1.8. The Sea Change: The Switch from Uniprocessors to Multiprocessors

ImportantQuestion❓

To reduce confusion between the words processor and microprocessor, companies refer to processors as “cores,” and such microprocessors are generically called multicore microprocessors. Hence, a “quadcore” microprocessor is a chip that contains four processors or four cores.

What makes a “core” a core?

1.11. Historical Perspective and Further Reading

NoteAside

Among the technologies incorporated in the Alto were

  • a bit-mapped graphics display integrated with a computer (earlier graphics displays acted as terminals, usually connected to larger computers)
  • a mouse, which was invented earlier, but included on every Alto and used extensively in the user interface
  • a local area network (LAN), which became the precursor to the Ethernet
  • user interface based on Windows and featuring a WYSIWYG (what you see is what you get) editor and interactive drawing programs

This was discussed on Oxide and Friends: A Half-Century of Silicon Valley with Randy Shoup

Chapter 2: Instructions

2.1. Introduction

  • Stored-program is the idea instructions and data of many types can be stored in memory as numbers and thus easy to change.

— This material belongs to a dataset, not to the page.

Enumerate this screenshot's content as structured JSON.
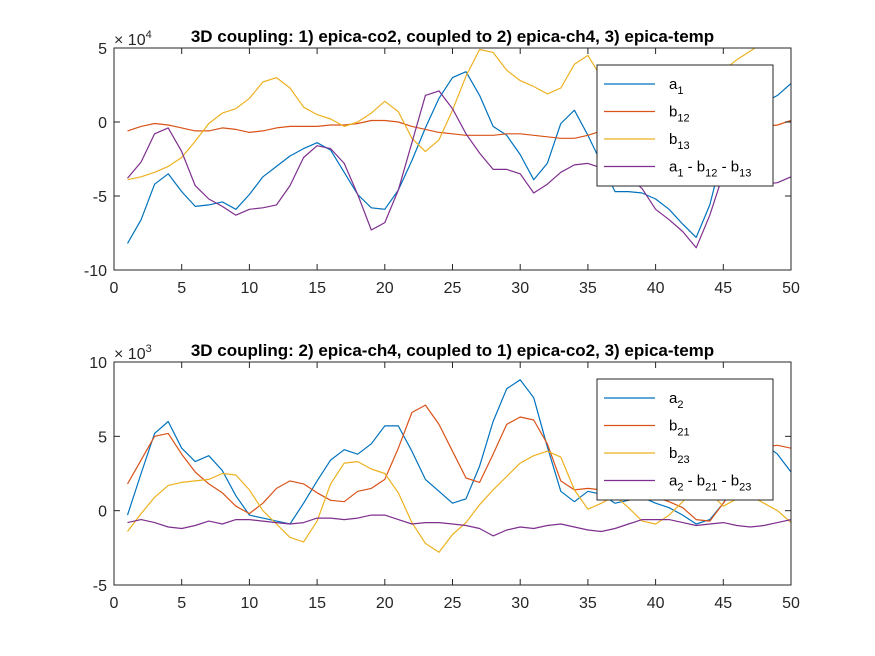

2.2. Operands of the Computer Hardware

  • word a natural unit of access in a computer, usually a group of 32 bits.
  • data transfer instruction is a command that moves data between memory and registers.
  • load is the data transfer instructions that copies data from memory to a register. This is called load word in RISC-V
  • The register added to form address is called the base-register and the constant is called the offset.
  • store copies data from register to memory. This is called store word in RISC-V.
  • alignment restriction is when words must start at address that are multiple of 4 (remember a word is 4 bytes, 32 bites). RISC-V and Intel x86 do not have alignment restrictions.
NoteAside

Okay so they way I like to think about this base register and addressing is when you see

A[12] = h + A[8] is really depends on the data types that are in the array A. If int for example, that’s four bytes so you would need 4 * 8 to get 32. 4 * 12 = 48. If we say h has register x21 and base address of A is x22 then the assembly code would look like:

lw  a5,32(x22)
add a5,a5,x21
sw  a4,48(x22)

BUTTTT what if this was a char array? Chars are only 1 bytes not you would get 4 * 1 = 4 and 12 * 1 = 12

lw  a5,8(x22)
add a5,a5,x21
sw  a4,12(x22)
  • The process of putting less frequently used variables into memory is called spilling registers.
  • add immediate is a quick add instruction to add one constance operand. This avoids having to call a load.